Il ressort des bulletins de paie produits que la requérante a travaillé 298, 24 heures sur la période des mois d’août 2022 à octobre 2022.
Elle a donc travaillé plus de 150 heures au cours des trois derniers mois précédant son arrêt de travail.
Par conséquent, elle remplissait bien les conditions d’ouverture des droits aux indemnités journalières au titre de l’assurance maladie et il convient d’annuler la contrainte émise le 12 juin 2024 par la [3].

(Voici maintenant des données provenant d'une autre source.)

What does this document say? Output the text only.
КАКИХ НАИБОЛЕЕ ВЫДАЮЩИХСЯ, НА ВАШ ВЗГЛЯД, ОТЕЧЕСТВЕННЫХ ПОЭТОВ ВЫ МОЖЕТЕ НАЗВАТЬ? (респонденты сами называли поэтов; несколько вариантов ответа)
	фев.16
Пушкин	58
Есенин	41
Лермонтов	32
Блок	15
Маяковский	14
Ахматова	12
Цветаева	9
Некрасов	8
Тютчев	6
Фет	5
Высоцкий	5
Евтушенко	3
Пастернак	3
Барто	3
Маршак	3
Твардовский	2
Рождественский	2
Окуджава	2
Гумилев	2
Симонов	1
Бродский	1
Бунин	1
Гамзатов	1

2. Sur les autres demandes
En application de l’article 696 du code de procédure civile, la [3], partie succombante, sera condamnée aux entiers dépens de la procédure.
PAR CES MOTIFS,
Le tribunal, statuant publiquement, par jugement mixte et contradictoire, prononcé par mise à disposition au greffe ;
ANNULE la contrainte émise le 12 juin 2024 par la [3] à l’encontre de Mme [X] [T] pour un montant de 4.066,72 euros ;
CONDAMNE la [3] aux entiers dépens de la procédure.
RAPPELLE que conformément à l’article 612 du Code de Procédure Civile, les parties disposent d’un délai de deux mois pour faire un pourvoi à compter de la notification de la présente décision.